Post # 1
Hey Bees–I know this would technically belong on the “relationships” board, but I don’t know the bees over there as well as you. 😉
I’m feeling a bit down and really need to vent…Today is BF’s birthday. I gave him his present on Saturday (b/c he was so excited about it :), and we had a great weekend together. Today is his actual birthday, however, and birthdays have always been a really big deal to me, so I planned a whole night of all his favorite things–dinner at his favorite restaurant, I made a peanut butter pie from scratch (he doesn’t like cake, so I try to ablige), bought him the “expensive beer” and did all of his laundry so he wouldn’t have to (we live together, but he usually does the laundry).
Anyway, when he got home he really wasn’t feeling well at all (he has really bad stomach problems) and so I said I could just make him dinner at home and we could go out on another night if he wanted to. But he said he really didn’t feel like eating anything and just wanted to play games on the computer so he went upstairs to the office to play video games.
It just made me really sad (like bawl into my pillow while watching a sappy movie and wallowing in self-pity kind of sad) and I don’t know why. I mean, I know I put a lot of work into making his birthday special for him and that it’s totally fine to be a little disappointed, but it is his birthday, and it is him that is sick and unable to do all those things that I’m sure he would’ve enjoyed as well, but I’m just REALLY freakin’ bummed out about it.

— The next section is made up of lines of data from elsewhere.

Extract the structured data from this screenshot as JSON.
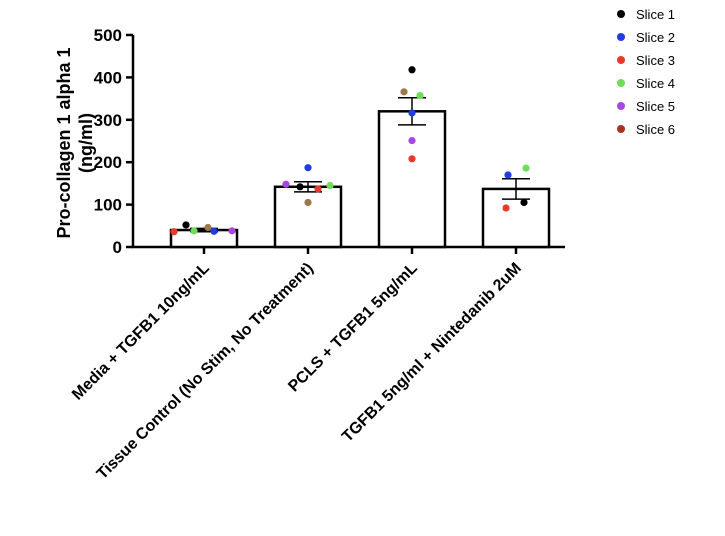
{
  "chart_data": {
    "type": "bar",
    "ylabel": "Pro-collagen 1 alpha 1 (ng/ml)",
    "ylabel_lines": [
      "Pro-collagen 1 alpha 1",
      "(ng/ml)"
    ],
    "ylim": [
      0,
      500
    ],
    "yticks": [
      "0",
      "100",
      "200",
      "300",
      "400",
      "500"
    ],
    "categories": [
      "Media + TGFB1 10ng/mL",
      "Tissue Control (No Stim, No Treatment)",
      "PCLS + TGFB1 5ng/mL",
      "TGFB1 5ng/ml + Nintedanib 2uM"
    ],
    "values": [
      40,
      142,
      320,
      137
    ],
    "error": [
      4,
      12,
      32,
      24
    ],
    "legend_position": "top-right",
    "series": [
      {
        "name": "Slice 1",
        "color": "#000000",
        "points": [
          [
            0,
            52
          ],
          [
            1,
            142
          ],
          [
            2,
            418
          ],
          [
            3,
            105
          ]
        ]
      },
      {
        "name": "Slice 2",
        "color": "#1f3de0",
        "points": [
          [
            0,
            37
          ],
          [
            1,
            187
          ],
          [
            2,
            316
          ],
          [
            3,
            170
          ]
        ]
      },
      {
        "name": "Slice 3",
        "color": "#e8392a",
        "points": [
          [
            0,
            36
          ],
          [
            1,
            137
          ],
          [
            2,
            208
          ],
          [
            3,
            92
          ]
        ]
      },
      {
        "name": "Slice 4",
        "color": "#6fdc5a",
        "points": [
          [
            0,
            38
          ],
          [
            1,
            145
          ],
          [
            2,
            357
          ],
          [
            3,
            186
          ]
        ]
      },
      {
        "name": "Slice 5",
        "color": "#a846e0",
        "points": [
          [
            0,
            38
          ],
          [
            1,
            148
          ],
          [
            2,
            251
          ]
        ]
      },
      {
        "name": "Slice 6",
        "color": "#a8331e",
        "points": []
      },
      {
        "name": "",
        "color": "#9c7a4e",
        "points": [
          [
            0,
            46
          ],
          [
            1,
            105
          ],
          [
            2,
            366
          ]
        ]
      }
    ]
  }
}
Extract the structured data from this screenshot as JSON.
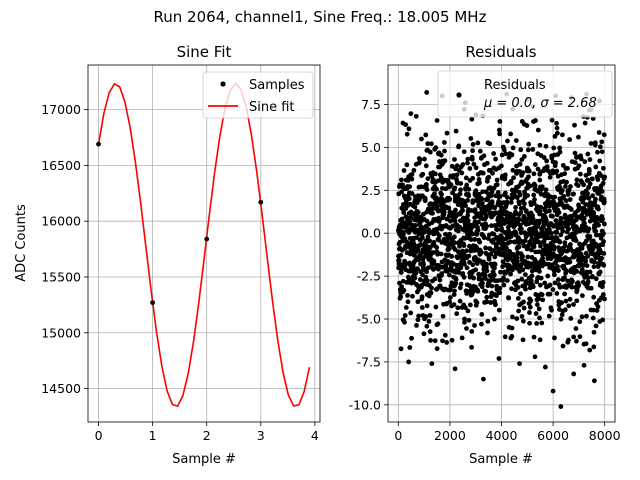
{
  "figure": {
    "suptitle": "Run 2064, channel1, Sine Freq.: 18.005 MHz"
  },
  "chart_data": [
    {
      "type": "line",
      "title": "Sine Fit",
      "xlabel": "Sample #",
      "ylabel": "ADC Counts",
      "xlim": [
        -0.195,
        4.095
      ],
      "ylim": [
        14200,
        17400
      ],
      "xticks": [
        0,
        1,
        2,
        3,
        4
      ],
      "yticks": [
        14500,
        15000,
        15500,
        16000,
        16500,
        17000
      ],
      "grid": true,
      "legend_position": "top-right",
      "series": [
        {
          "name": "Samples",
          "style": "markers",
          "color": "#000000",
          "x": [
            0,
            1,
            2,
            3
          ],
          "y": [
            16690,
            15270,
            15840,
            16170
          ]
        },
        {
          "name": "Sine fit",
          "style": "line",
          "color": "#ff0000",
          "model": {
            "offset": 15785,
            "amplitude": 1450,
            "period": 2.22,
            "phase": 0.6738
          },
          "x_range": [
            0,
            3.9
          ]
        }
      ]
    },
    {
      "type": "scatter",
      "title": "Residuals",
      "xlabel": "Sample #",
      "ylabel": "",
      "xlim": [
        -400,
        8400
      ],
      "ylim": [
        -11,
        9.8
      ],
      "xticks": [
        0,
        2000,
        4000,
        6000,
        8000
      ],
      "yticks": [
        -10.0,
        -7.5,
        -5.0,
        -2.5,
        0.0,
        2.5,
        5.0,
        7.5
      ],
      "grid": true,
      "legend_position": "top-right",
      "series": [
        {
          "name": "Residuals",
          "color": "#000000",
          "n_points": 8000,
          "mean": 0.0,
          "sigma": 2.68,
          "note": "dense noise band, bulk within about -6.5 to 6.5 with outliers",
          "outliers": [
            [
              1100,
              8.2
            ],
            [
              1700,
              8.0
            ],
            [
              2600,
              7.6
            ],
            [
              4200,
              8.1
            ],
            [
              5000,
              7.8
            ],
            [
              6100,
              8.0
            ],
            [
              6700,
              7.9
            ],
            [
              7300,
              8.1
            ],
            [
              7800,
              7.7
            ],
            [
              400,
              -7.5
            ],
            [
              1300,
              -7.6
            ],
            [
              2200,
              -7.9
            ],
            [
              3300,
              -8.5
            ],
            [
              3900,
              -7.3
            ],
            [
              4700,
              -7.6
            ],
            [
              5300,
              -7.2
            ],
            [
              5700,
              -7.8
            ],
            [
              6000,
              -9.2
            ],
            [
              6300,
              -10.1
            ],
            [
              6800,
              -8.2
            ],
            [
              7200,
              -7.7
            ],
            [
              7600,
              -8.6
            ]
          ]
        }
      ],
      "legend": {
        "label": "Residuals",
        "stats_prefix_mu": "μ = 0.0, ",
        "stats_prefix_sigma": "σ = 2.68"
      }
    }
  ]
}
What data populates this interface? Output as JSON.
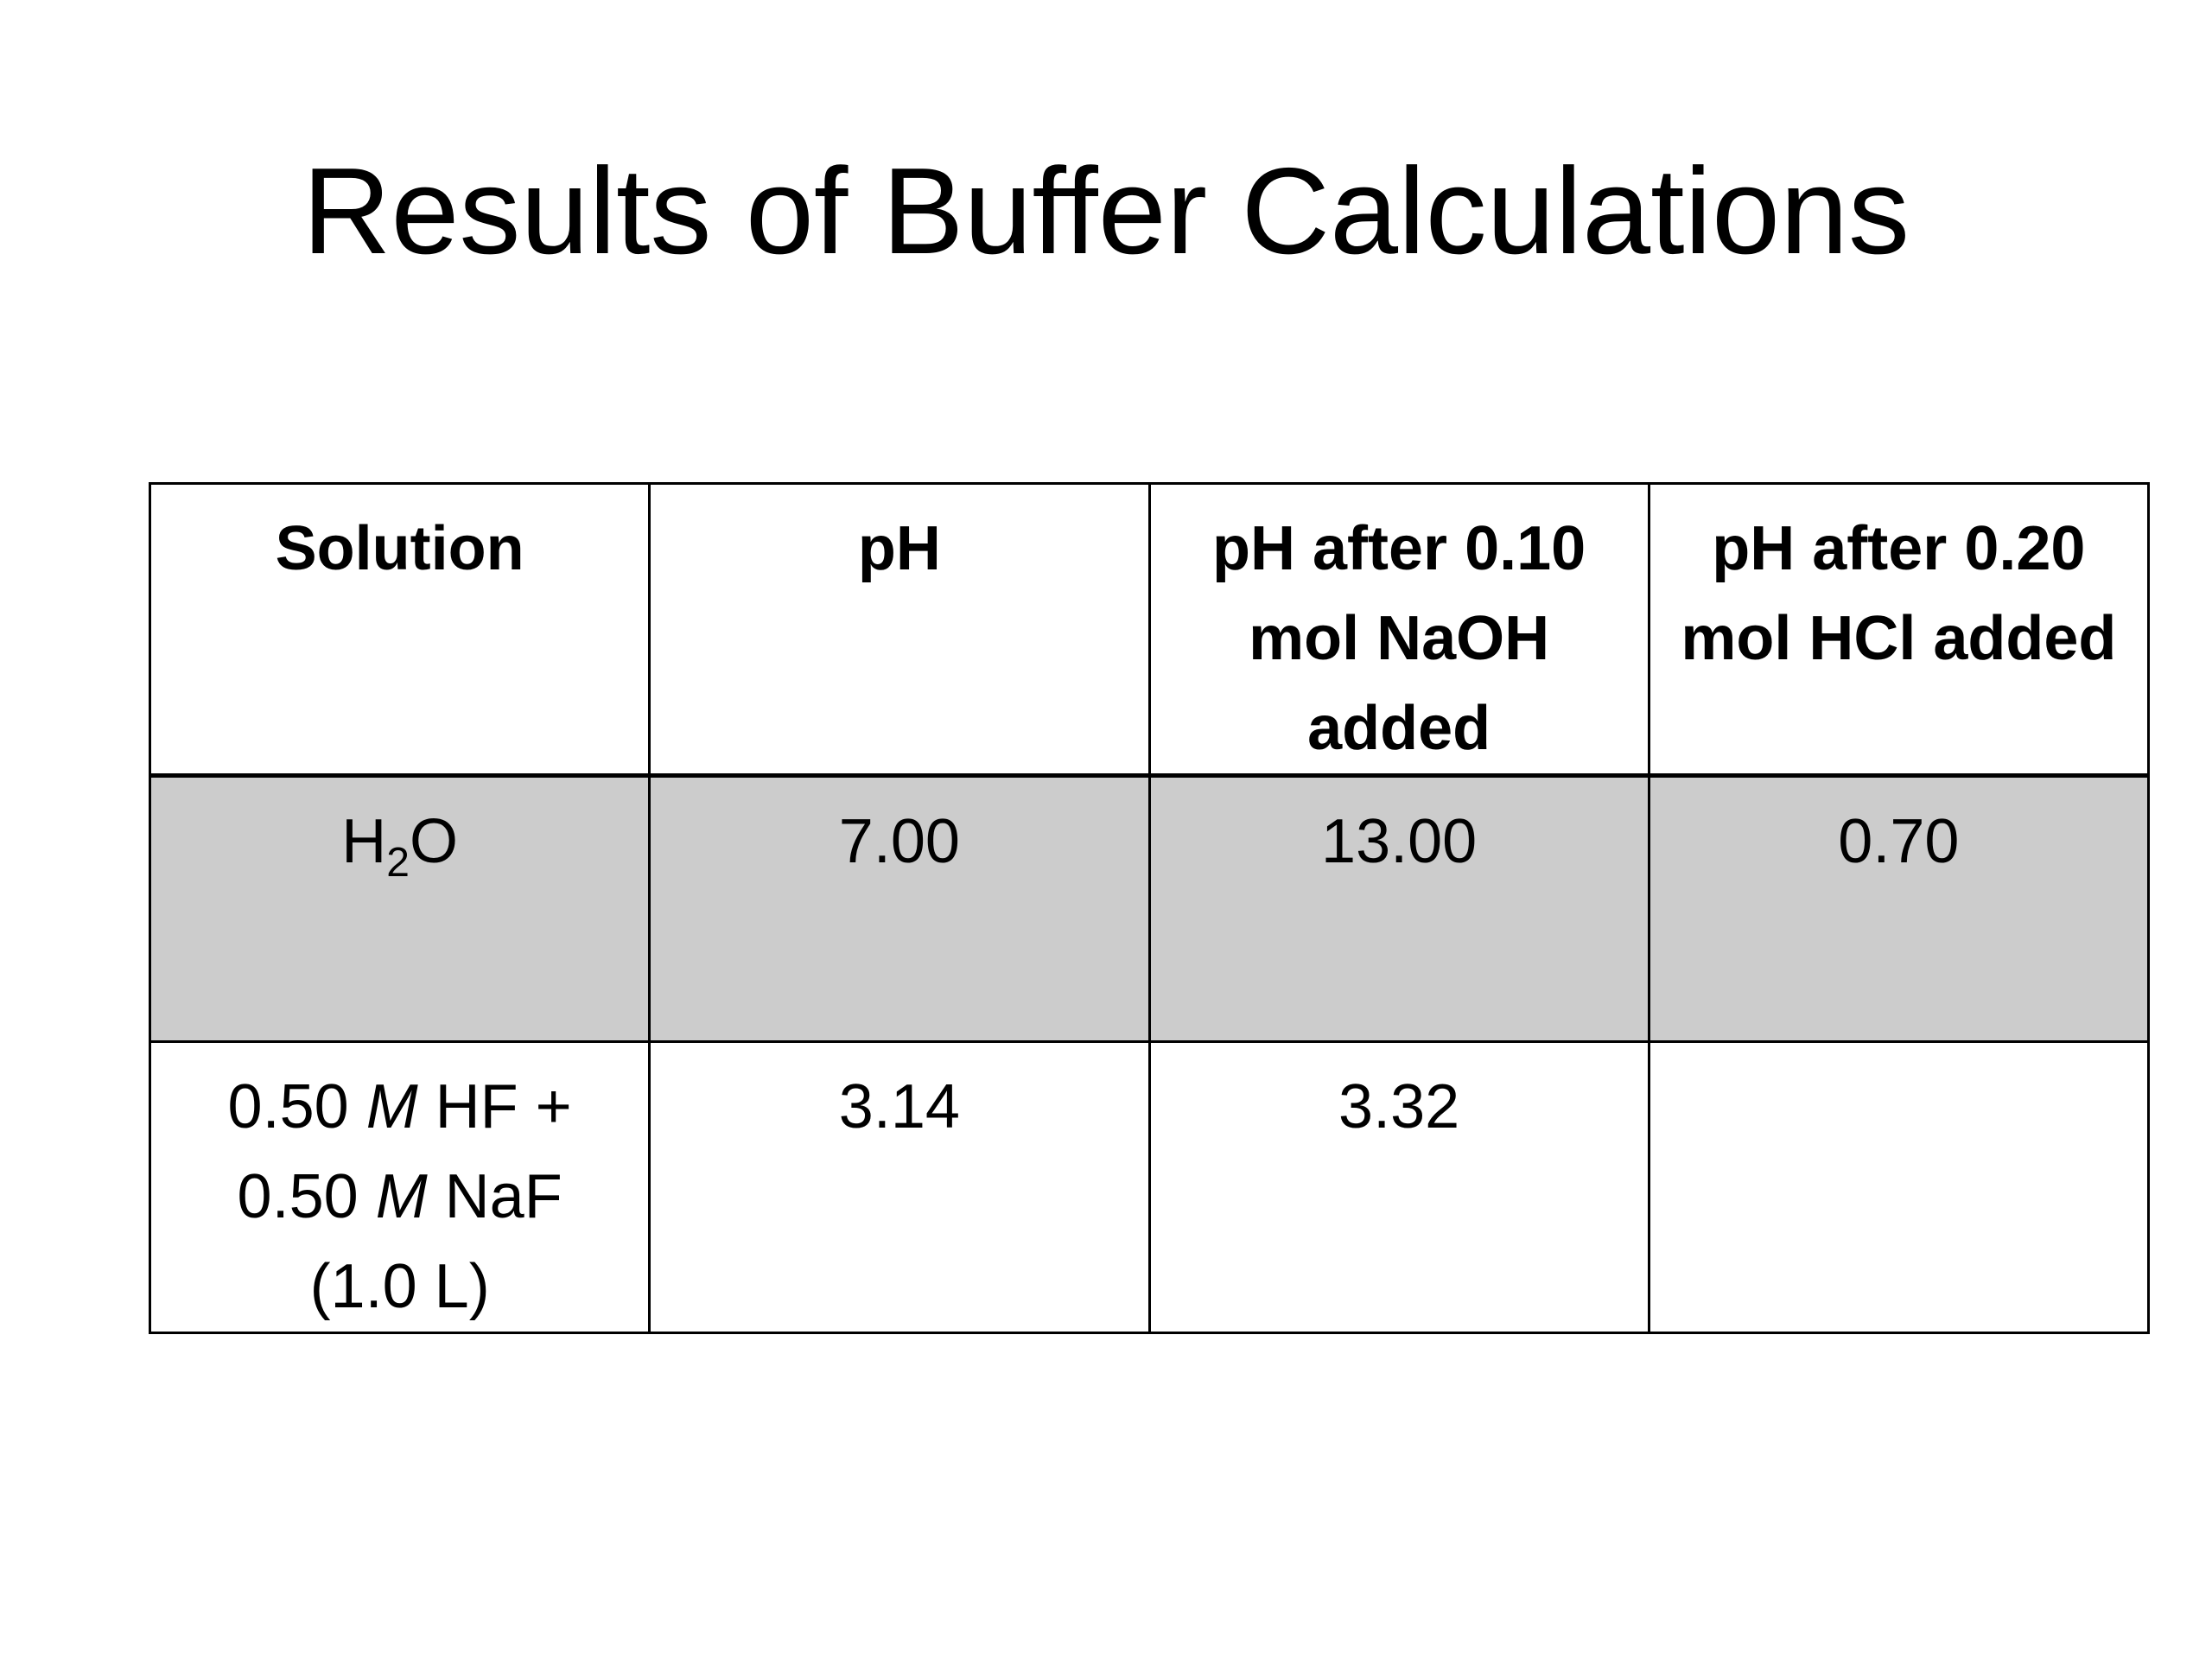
{
  "slide": {
    "title": "Results of Buffer Calculations"
  },
  "table": {
    "headers": [
      "Solution",
      "pH",
      "pH after 0.10 mol NaOH added",
      "pH after 0.20 mol HCl added"
    ],
    "rows": [
      {
        "solution": {
          "main": "H",
          "subscript": "2",
          "tail": "O"
        },
        "ph": "7.00",
        "ph_after_naoh": "13.00",
        "ph_after_hcl": "0.70",
        "background": "#cccccc"
      },
      {
        "solution": {
          "line1_a": "0.50 ",
          "line1_unit": "M",
          "line1_b": " HF +",
          "line2_a": "0.50 ",
          "line2_unit": "M",
          "line2_b": " NaF",
          "line3": "(1.0 L)"
        },
        "ph": "3.14",
        "ph_after_naoh": "3.32",
        "ph_after_hcl": "",
        "background": "#ffffff"
      }
    ]
  }
}
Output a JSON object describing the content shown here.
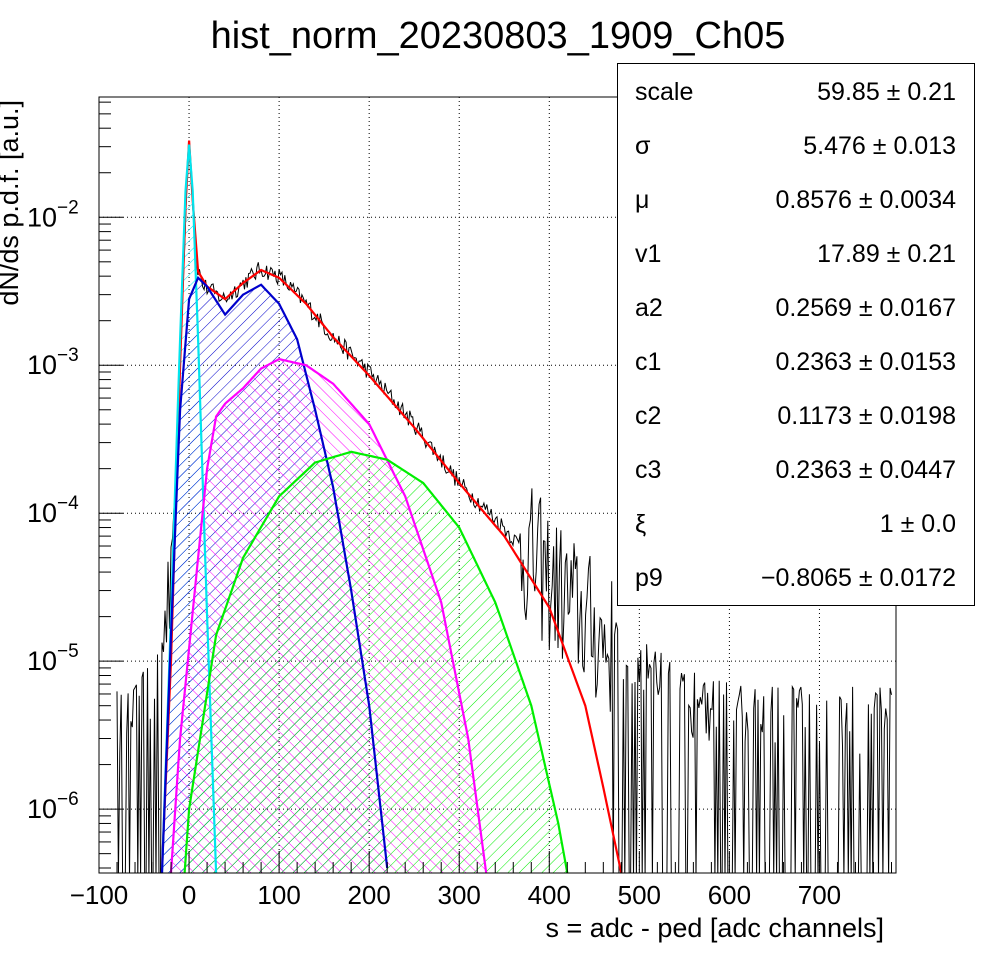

I work Tuesday-Saturday 11am-7pm every week, an hour and a half away from where we live. He leaves before I get up to go to work, and he’s usually barely awake when I get home (he tries to stay up to talk for a few minutes before going to bed). We’re in the process of moving closer to my job (kind of a half-way point between both our jobs) so we’ll have more of a normal schedule and not such a long commute for me, but needless to day, we barely see eachother during the week, and tonight was the last night for me to see him before this coming week starts all over again for me, and I won’t get to see him, basically, until next Saturday night. Besides the fact that tonight was his birthday night and I wanted to make it really special for him (because of our schedules, we don’t often get to go out or have date night or anything, so it’s a rare kind of excitement), and now he’s upstairs playing video games and I’m down here thinking about eating his pie all by myself.
Post # 3
Aw hun HUGS. I know you really put a lot of thought into it, but I’ve had nights like this. Balancing, really trying hard to make things special, but them just not working out as planned. Maybe just go tell him… sweetie, it’s your birthday, and you’re not feeling well, but I really wanted to make sure you had a special day… it is important to me. Maybe he can come up with an idea, given the circumstances, that will make his day a bit brighter and make you feel like you accomplished your mission. Not real great advice, but just know we all have these days, and while they are not the highlight of our relationships, we have to learn how to manage them so that they don’t ruin our day/night/week or build up frustrations. If there’s nothing you can do, go do something fun for you. I like wandering around Target, it always makes may day a bit brighter 😀
Post # 4
Hey, my guy does this roughly 1/3 of the time I try to do something special for him. Put his pie aside, go give him a back rub (or foot rub), and enjoy his company. My guy likes it when I’m playing computer games in the same room. *shrugs* Maybe grab some pepto-bismol or saltines and 7up, depending on the stomach upset…
Post # 5
This sucks. It is disappointing to have great plans for a special night that don’t work out. Maybe you can have a re-do on his Birthday on Sunday or next Monday. I hope both of you are feeling better tomorrow.
It sounds like you’re a great girlfriend who really cares a lot about him- he’s lucky to have you!
Post # 6
In my experience – boys get bouts of pms as well. there’s no real pattern to it, somtetimes they’re just misery guts. don’t take offense to this
Post # 7
Oh god I know exactly how you feel… Nearly the excat thing happened to me at my bf’s birthday in april… Birthdays are a really big deal to me and I was so upset!
I think you should just do what I did. Grab a glass of wine and eat a large slice of delicious cake yourself! I think you are allowed to be upset but don;t take it out on him, cos it’s obviously not his fault (I know you know that, but sometimes it’s hard to remember). In the end, I explained to my bf why I was upset and we re-planned a birthday evening later when he felt better and it was more of a nice date-night for both of us.
Post # 8
You’re a great Girlfriend, why didn’t you say anything? Communication is key. It sounds like you felt unappreciated, like when we wear the sexy lingerie get our hair and feet done on a special night and the bf doesn’t even notice. Just talk to him and I am sure you will feel better.